Kerinci, Lintaspena.com – Program Bantuan Langsung Tunai (BLT) Dana Desa Bunga Tanjung Kecamatan Sitinjau Laut Kabupaten Kerinci Jambi diduga dilakukan pemotongan oleh Kades.
Warga Desa Bungo Tanjung saat dikonfirmasi wartawan melalui telepon seluler, mengungkapkan bahwa pencarian BLT DD triwulan bulan Juli, Agustus, dan September sebesar Rp.900 ribu masing-masing Keluarga Penerima Manfaat (KPM) namun diduga dipotong oleh pihak pemerintah desa sebesar Rp.250 ribu, hingga nominal yang diterima KPM Rp.650 ribu. 20/10/22.
Menurut warga pemotongan BLT tersebut Kades serta perangkat desa dan BPD, beralasan “penerima BLT DD Bungo Tanjung berjumlah 104 orang namun yang diberikan untuk 150 orang , jadi untuk KPM BLT DD yang terdaftar namanya dikurangi jumlah BLT nya atau di potong sebesar Rp.250 ribu per KPM. Jelasnya
Mestinya Kades melakukan musdessus jika pemerintah desa mau menggantikan data penerima BLT DD jika ditemui adanya yang tidak tepat sasaran atau tidak layak sebagai penerima, kalau datanya ada yang salah boleh diganti tapi jangan melakukan pemotongan terhadap hak warga dengan alasan untuk pemerataan atau menambah jumlah penerima yang tidak terdaftar, Kepala Desa harus amanah karena ini haknya masyarakat tidak boleh dipotong satu rupiah pun.
Jika alasan pemerintah desa memotong BLT DD warga dengan alasan karena ingin memberikan ke warga lain yang tidak mendapatkan bantuan BLT, ini sangat menyalahi aturan, jika benar betul betul uang potongan tersebut sampai ditangan warga lainnya masih mendingan, jika tidak dan dimanfaatkan oleh oknum nakal untuk mencari keuntungan sungguh sangat disayangkan sekali.
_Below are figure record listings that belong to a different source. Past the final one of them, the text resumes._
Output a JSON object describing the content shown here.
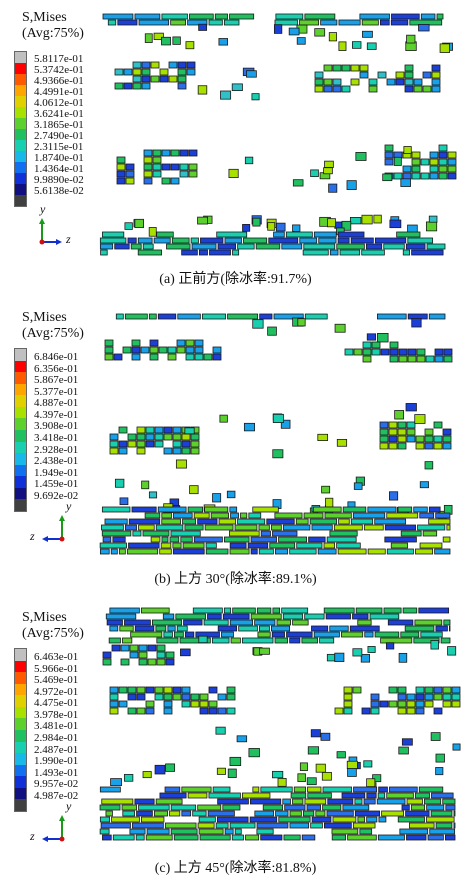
{
  "panels": [
    {
      "id": "a",
      "legend": {
        "title": "S,Mises",
        "subtitle": "(Avg:75%)",
        "values": [
          "5.8117e-01",
          "5.3742e-01",
          "4.9366e-01",
          "4.4991e-01",
          "4.0612e-01",
          "3.6241e-01",
          "3.1865e-01",
          "2.7490e-01",
          "2.3115e-01",
          "1.8740e-01",
          "1.4364e-01",
          "9.9890e-02",
          "5.6138e-02"
        ]
      },
      "axes": {
        "up": "y",
        "side": "z"
      },
      "caption": "(a) 正前方(除冰率:91.7%)"
    },
    {
      "id": "b",
      "legend": {
        "title": "S,Mises",
        "subtitle": "(Avg:75%)",
        "values": [
          "6.846e-01",
          "6.356e-01",
          "5.867e-01",
          "5.377e-01",
          "4.887e-01",
          "4.397e-01",
          "3.908e-01",
          "3.418e-01",
          "2.928e-01",
          "2.438e-01",
          "1.949e-01",
          "1.459e-01",
          "9.692e-02"
        ]
      },
      "axes": {
        "up": "y",
        "side": "z"
      },
      "caption": "(b) 上方 30°(除冰率:89.1%)"
    },
    {
      "id": "c",
      "legend": {
        "title": "S,Mises",
        "subtitle": "(Avg:75%)",
        "values": [
          "6.463e-01",
          "5.966e-01",
          "5.469e-01",
          "4.972e-01",
          "4.475e-01",
          "3.978e-01",
          "3.481e-01",
          "2.984e-01",
          "2.487e-01",
          "1.990e-01",
          "1.493e-01",
          "9.957e-02",
          "4.987e-02"
        ]
      },
      "axes": {
        "up": "y",
        "side": "z"
      },
      "caption": "(c) 上方 45°(除冰率:81.8%)"
    }
  ],
  "colors": {
    "scale": [
      "#c0c0c0",
      "#ff0000",
      "#ff5a00",
      "#ffa500",
      "#e0d000",
      "#a8e000",
      "#5cd02c",
      "#20c060",
      "#18d0b0",
      "#18b8e8",
      "#1070f0",
      "#1030d8",
      "#101080",
      "#404040"
    ]
  }
}
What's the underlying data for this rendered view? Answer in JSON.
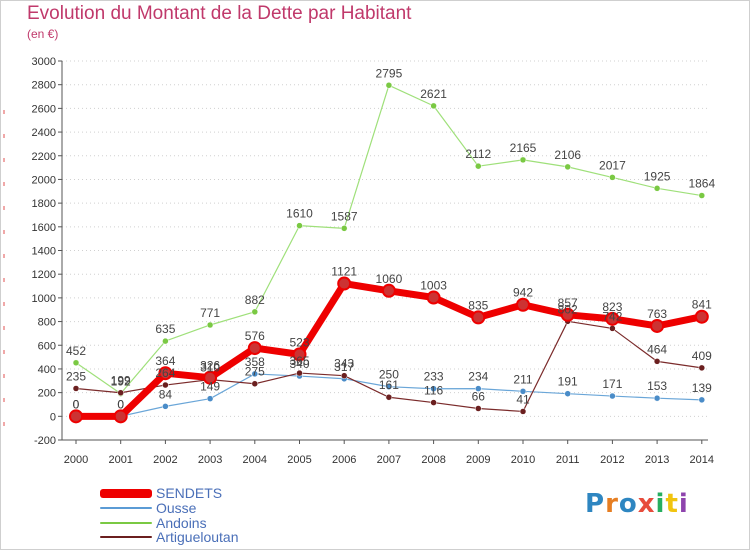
{
  "header": {
    "title": "Evolution du Montant de la Dette par Habitant",
    "subtitle": "(en €)"
  },
  "brand": {
    "logo_text": "Proxiti"
  },
  "chart_data": {
    "type": "line",
    "title": "Evolution du Montant de la Dette par Habitant",
    "subtitle": "(en €)",
    "xlabel": "",
    "ylabel": "",
    "ylim": [
      -200,
      3000
    ],
    "y_ticks": [
      -200,
      0,
      200,
      400,
      600,
      800,
      1000,
      1200,
      1400,
      1600,
      1800,
      2000,
      2200,
      2400,
      2600,
      2800,
      3000
    ],
    "x": [
      "2000",
      "2001",
      "2002",
      "2003",
      "2004",
      "2005",
      "2006",
      "2007",
      "2008",
      "2009",
      "2010",
      "2011",
      "2012",
      "2013",
      "2014"
    ],
    "grid": "horizontal dotted",
    "legend_position": "bottom-left",
    "series": [
      {
        "name": "SENDETS",
        "color": "#ee0000",
        "values": [
          0,
          0,
          364,
          326,
          576,
          523,
          1121,
          1060,
          1003,
          835,
          942,
          857,
          823,
          763,
          841
        ]
      },
      {
        "name": "Ousse",
        "color": "#5b9bd5",
        "values": [
          0,
          0,
          84,
          149,
          358,
          340,
          317,
          250,
          233,
          234,
          211,
          191,
          171,
          153,
          139
        ]
      },
      {
        "name": "Andoins",
        "color": "#7ac943",
        "values": [
          452,
          192,
          635,
          771,
          882,
          1610,
          1587,
          2795,
          2621,
          2112,
          2165,
          2106,
          2017,
          1925,
          1864
        ]
      },
      {
        "name": "Artigueloutan",
        "color": "#6b1f1f",
        "values": [
          235,
          199,
          264,
          310,
          275,
          365,
          343,
          161,
          116,
          66,
          41,
          802,
          742,
          464,
          409
        ]
      }
    ]
  }
}
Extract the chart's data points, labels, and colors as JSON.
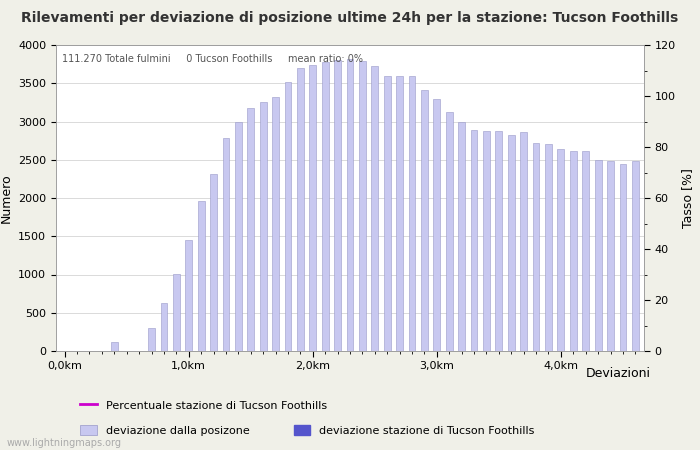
{
  "title": "Rilevamenti per deviazione di posizione ultime 24h per la stazione: Tucson Foothills",
  "xlabel": "Deviazioni",
  "ylabel_left": "Numero",
  "ylabel_right": "Tasso [%]",
  "subtitle_text": "111.270 Totale fulmini     0 Tucson Foothills     mean ratio: 0%",
  "watermark": "www.lightningmaps.org",
  "bar_color": "#c8c8f0",
  "bar_edge_color": "#9898c8",
  "line_color": "#cc00cc",
  "station_bar_color": "#5555cc",
  "ylim_left": [
    0,
    4000
  ],
  "ylim_right": [
    0,
    120
  ],
  "yticks_left": [
    0,
    500,
    1000,
    1500,
    2000,
    2500,
    3000,
    3500,
    4000
  ],
  "yticks_right": [
    0,
    20,
    40,
    60,
    80,
    100,
    120
  ],
  "xtick_labels": [
    "0,0km",
    "1,0km",
    "2,0km",
    "3,0km",
    "4,0km"
  ],
  "xtick_positions": [
    0,
    10,
    20,
    30,
    40
  ],
  "bar_values": [
    0,
    0,
    0,
    0,
    120,
    0,
    0,
    300,
    630,
    1010,
    1450,
    1960,
    2310,
    2790,
    3000,
    3180,
    3250,
    3320,
    3520,
    3700,
    3740,
    3780,
    3810,
    3820,
    3790,
    3730,
    3600,
    3590,
    3590,
    3410,
    3300,
    3130,
    3000,
    2890,
    2870,
    2870,
    2830,
    2860,
    2720,
    2700,
    2640,
    2620,
    2620,
    2500,
    2490,
    2450,
    2480
  ],
  "legend_entries": [
    {
      "label": "deviazione dalla posizone",
      "color": "#c8c8f0",
      "edgecolor": "#9898c8",
      "type": "bar"
    },
    {
      "label": "deviazione stazione di Tucson Foothills",
      "color": "#5555cc",
      "edgecolor": "#5555cc",
      "type": "bar"
    },
    {
      "label": "Percentuale stazione di Tucson Foothills",
      "color": "#cc00cc",
      "type": "line"
    }
  ],
  "title_fontsize": 10,
  "axis_fontsize": 8,
  "legend_fontsize": 8,
  "watermark_fontsize": 7,
  "bg_color": "#f0f0e8",
  "plot_bg_color": "#ffffff"
}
Selain melakukan pemotongan justru ada satu warga yang BLT DD nya di tahan dan tidak mau diserahkan oleh Kades, Inisial H, menurut istri dari inisial H tidak diserahkan BLT DD atas nama suaminya itu dikarenakan dirinya membuat kritikan di medsos acoun Facebook Aisya Hidayah miliknya di dinding Facebook nya bertuliskan bahasa daerah “Muk Banyei Nia Potongan, Beras Mahal Bos… Saling Menghargai Bae, yang artinya Jangan Banyak Nian Potongan, Beras Mahal bos, saling menghargai saja”. hal itulah menurutnya membuat Kades tersinggung.
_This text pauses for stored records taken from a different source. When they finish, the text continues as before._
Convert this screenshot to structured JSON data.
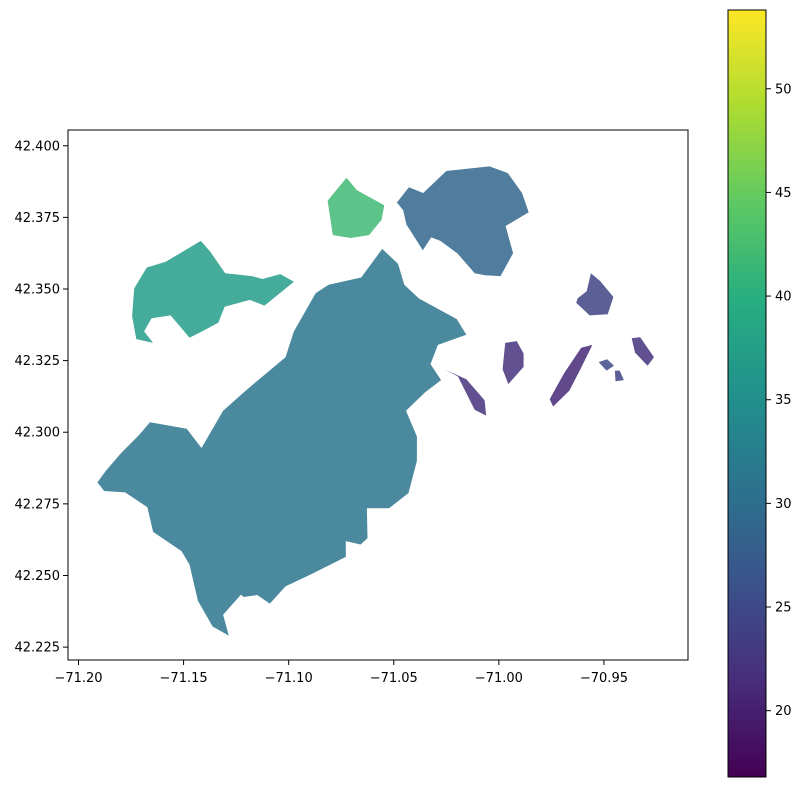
{
  "chart_data": {
    "type": "heatmap",
    "title": "",
    "xlabel": "",
    "ylabel": "",
    "xlim": [
      -71.205,
      -70.91
    ],
    "ylim": [
      42.2205,
      42.4055
    ],
    "x_ticks": [
      {
        "value": -71.2,
        "label": "−71.20"
      },
      {
        "value": -71.15,
        "label": "−71.15"
      },
      {
        "value": -71.1,
        "label": "−71.10"
      },
      {
        "value": -71.05,
        "label": "−71.05"
      },
      {
        "value": -71.0,
        "label": "−71.00"
      },
      {
        "value": -70.95,
        "label": "−70.95"
      }
    ],
    "y_ticks": [
      {
        "value": 42.225,
        "label": "42.225"
      },
      {
        "value": 42.25,
        "label": "42.250"
      },
      {
        "value": 42.275,
        "label": "42.275"
      },
      {
        "value": 42.3,
        "label": "42.300"
      },
      {
        "value": 42.325,
        "label": "42.325"
      },
      {
        "value": 42.35,
        "label": "42.350"
      },
      {
        "value": 42.375,
        "label": "42.375"
      },
      {
        "value": 42.4,
        "label": "42.400"
      }
    ],
    "colorbar": {
      "colormap": "viridis",
      "range": [
        16.8,
        53.8
      ],
      "ticks": [
        {
          "value": 20,
          "label": "20"
        },
        {
          "value": 25,
          "label": "25"
        },
        {
          "value": 30,
          "label": "30"
        },
        {
          "value": 35,
          "label": "35"
        },
        {
          "value": 40,
          "label": "40"
        },
        {
          "value": 45,
          "label": "45"
        },
        {
          "value": 50,
          "label": "50"
        }
      ]
    },
    "regions": [
      {
        "name": "main",
        "value": 31,
        "points": [
          [
            -71.191,
            42.2825
          ],
          [
            -71.187,
            42.2865
          ],
          [
            -71.18,
            42.2925
          ],
          [
            -71.1715,
            42.2988
          ],
          [
            -71.166,
            42.3035
          ],
          [
            -71.1485,
            42.3012
          ],
          [
            -71.1415,
            42.2945
          ],
          [
            -71.1312,
            42.3075
          ],
          [
            -71.1205,
            42.3145
          ],
          [
            -71.1015,
            42.3262
          ],
          [
            -71.0975,
            42.3352
          ],
          [
            -71.0872,
            42.3485
          ],
          [
            -71.081,
            42.3515
          ],
          [
            -71.0655,
            42.354
          ],
          [
            -71.058,
            42.3615
          ],
          [
            -71.0555,
            42.364
          ],
          [
            -71.048,
            42.3588
          ],
          [
            -71.045,
            42.3515
          ],
          [
            -71.038,
            42.3467
          ],
          [
            -71.02,
            42.3395
          ],
          [
            -71.0155,
            42.334
          ],
          [
            -71.029,
            42.3305
          ],
          [
            -71.0325,
            42.3238
          ],
          [
            -71.0275,
            42.3182
          ],
          [
            -71.035,
            42.314
          ],
          [
            -71.0442,
            42.3075
          ],
          [
            -71.039,
            42.2985
          ],
          [
            -71.039,
            42.29
          ],
          [
            -71.043,
            42.2788
          ],
          [
            -71.0522,
            42.2735
          ],
          [
            -71.0628,
            42.2735
          ],
          [
            -71.0625,
            42.263
          ],
          [
            -71.0658,
            42.2608
          ],
          [
            -71.0728,
            42.262
          ],
          [
            -71.0728,
            42.2565
          ],
          [
            -71.0892,
            42.2505
          ],
          [
            -71.1015,
            42.2462
          ],
          [
            -71.109,
            42.2402
          ],
          [
            -71.115,
            42.2432
          ],
          [
            -71.1215,
            42.2425
          ],
          [
            -71.1305,
            42.2485
          ],
          [
            -71.1262,
            42.2555
          ],
          [
            -71.1215,
            42.2555
          ],
          [
            -71.1215,
            42.2443
          ],
          [
            -71.1312,
            42.2363
          ],
          [
            -71.1285,
            42.229
          ],
          [
            -71.1362,
            42.2322
          ],
          [
            -71.1432,
            42.2412
          ],
          [
            -71.1472,
            42.2538
          ],
          [
            -71.151,
            42.2585
          ],
          [
            -71.1645,
            42.2652
          ],
          [
            -71.1672,
            42.2738
          ],
          [
            -71.1778,
            42.279
          ],
          [
            -71.1878,
            42.2795
          ]
        ]
      },
      {
        "name": "brighton",
        "value": 37,
        "points": [
          [
            -71.1735,
            42.3502
          ],
          [
            -71.1675,
            42.3575
          ],
          [
            -71.1585,
            42.3595
          ],
          [
            -71.1418,
            42.3668
          ],
          [
            -71.1375,
            42.3632
          ],
          [
            -71.1302,
            42.3555
          ],
          [
            -71.1175,
            42.3545
          ],
          [
            -71.1125,
            42.3535
          ],
          [
            -71.104,
            42.3552
          ],
          [
            -71.0975,
            42.3525
          ],
          [
            -71.1115,
            42.3442
          ],
          [
            -71.1185,
            42.3462
          ],
          [
            -71.1305,
            42.3438
          ],
          [
            -71.1335,
            42.3382
          ],
          [
            -71.1412,
            42.3352
          ],
          [
            -71.1472,
            42.333
          ],
          [
            -71.1512,
            42.3365
          ],
          [
            -71.1562,
            42.3408
          ],
          [
            -71.1652,
            42.3398
          ],
          [
            -71.1688,
            42.3352
          ],
          [
            -71.1645,
            42.3312
          ],
          [
            -71.1725,
            42.3325
          ],
          [
            -71.1745,
            42.3405
          ]
        ]
      },
      {
        "name": "charlestown",
        "value": 42,
        "points": [
          [
            -71.0725,
            42.3888
          ],
          [
            -71.0815,
            42.3808
          ],
          [
            -71.079,
            42.3688
          ],
          [
            -71.0705,
            42.3678
          ],
          [
            -71.0618,
            42.3688
          ],
          [
            -71.0558,
            42.3742
          ],
          [
            -71.0545,
            42.3792
          ],
          [
            -71.0675,
            42.3845
          ]
        ]
      },
      {
        "name": "east-boston",
        "value": 29,
        "points": [
          [
            -71.0485,
            42.3802
          ],
          [
            -71.0428,
            42.3855
          ],
          [
            -71.036,
            42.3835
          ],
          [
            -71.025,
            42.3912
          ],
          [
            -71.0045,
            42.3928
          ],
          [
            -70.9958,
            42.3905
          ],
          [
            -70.989,
            42.3835
          ],
          [
            -70.9858,
            42.3768
          ],
          [
            -70.9968,
            42.372
          ],
          [
            -70.9932,
            42.3625
          ],
          [
            -70.9992,
            42.3545
          ],
          [
            -71.0065,
            42.3548
          ],
          [
            -71.0115,
            42.3555
          ],
          [
            -71.0198,
            42.3625
          ],
          [
            -71.0278,
            42.3668
          ],
          [
            -71.0322,
            42.368
          ],
          [
            -71.0362,
            42.3635
          ],
          [
            -71.044,
            42.3725
          ],
          [
            -71.0455,
            42.3775
          ]
        ]
      },
      {
        "name": "islands-a",
        "value": 22,
        "points": [
          [
            -71.0255,
            42.3218
          ],
          [
            -71.0195,
            42.3195
          ],
          [
            -71.0115,
            42.3078
          ],
          [
            -71.006,
            42.3058
          ],
          [
            -71.0068,
            42.3112
          ],
          [
            -71.0155,
            42.3185
          ]
        ]
      },
      {
        "name": "islands-b",
        "value": 22,
        "points": [
          [
            -70.9955,
            42.3168
          ],
          [
            -70.9882,
            42.3228
          ],
          [
            -70.9882,
            42.3275
          ],
          [
            -70.9915,
            42.3318
          ],
          [
            -70.997,
            42.3312
          ],
          [
            -70.9982,
            42.322
          ]
        ]
      },
      {
        "name": "islands-c",
        "value": 21,
        "points": [
          [
            -70.9728,
            42.3155
          ],
          [
            -70.9688,
            42.3208
          ],
          [
            -70.9608,
            42.3295
          ],
          [
            -70.9555,
            42.3305
          ],
          [
            -70.9612,
            42.322
          ],
          [
            -70.9665,
            42.3145
          ],
          [
            -70.9742,
            42.309
          ],
          [
            -70.9758,
            42.3115
          ]
        ]
      },
      {
        "name": "islands-d",
        "value": 24,
        "points": [
          [
            -70.9625,
            42.3468
          ],
          [
            -70.9582,
            42.3492
          ],
          [
            -70.9562,
            42.3555
          ],
          [
            -70.9518,
            42.3528
          ],
          [
            -70.9455,
            42.3472
          ],
          [
            -70.9482,
            42.3412
          ],
          [
            -70.9568,
            42.3408
          ],
          [
            -70.9632,
            42.3452
          ]
        ]
      },
      {
        "name": "islands-e",
        "value": 22,
        "points": [
          [
            -70.9368,
            42.3328
          ],
          [
            -70.9328,
            42.3332
          ],
          [
            -70.9262,
            42.3262
          ],
          [
            -70.9292,
            42.3232
          ],
          [
            -70.9352,
            42.3278
          ]
        ]
      },
      {
        "name": "islands-f",
        "value": 25,
        "points": [
          [
            -70.9525,
            42.3245
          ],
          [
            -70.9485,
            42.3255
          ],
          [
            -70.9452,
            42.3232
          ],
          [
            -70.9488,
            42.3215
          ]
        ]
      },
      {
        "name": "islands-g",
        "value": 24,
        "points": [
          [
            -70.9448,
            42.3215
          ],
          [
            -70.9425,
            42.3215
          ],
          [
            -70.9405,
            42.3182
          ],
          [
            -70.9445,
            42.3178
          ]
        ]
      }
    ]
  }
}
Kades dan BPD juga mengatakan kepada istri inisial H “Kalau mau dikasih BLT DD dengan syarat dirinya harus menghapus status di Facebook nya itu dan tidak mengkritik pemerintah desa lagi.tuturnya
Dari sekian banyak penerima BLT banyak yang mengeluh dan kecewa atas potongan tersebut namun hanya istri inisial H saja yang berani mengkritik, sebenarnya warga tidak perlu takut mengkritik pemerintah desa jika yang dilakukannya bertentangan dengan aturan serta perundang-undangan yang ada, kenapa takut jika kita benar, ibarat pepatah meskipun langit mau runtuh kebenaran tetap ditegakkan.
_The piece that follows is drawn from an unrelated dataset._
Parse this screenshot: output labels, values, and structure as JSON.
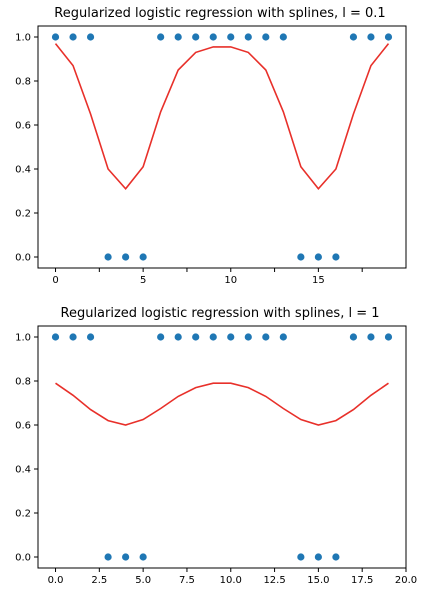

Disisi lain Zamzamil Ketua LSM P2AN angkat bicara terkait terjadinya pemotongan BLT DD di Desa Bunga Tanjung Kecamatan Sitinjau Laut, dirinya sangat menyayangkan apa yang dilakukan Kades Busmaruddin, dirinya berharap persoalan ini bisa diselesaikan dengan baik dan Kades bisa mengembalikan uang tersebut ke warga dan menyerahkan BLT warga inisial H, jika kedepannya tidak ada pengembalian dan penyerahan BLT warga yang ditahan kami berinisiatif akan melaporkan hal ini ke Aparat Penegak Hukum.tegasnya.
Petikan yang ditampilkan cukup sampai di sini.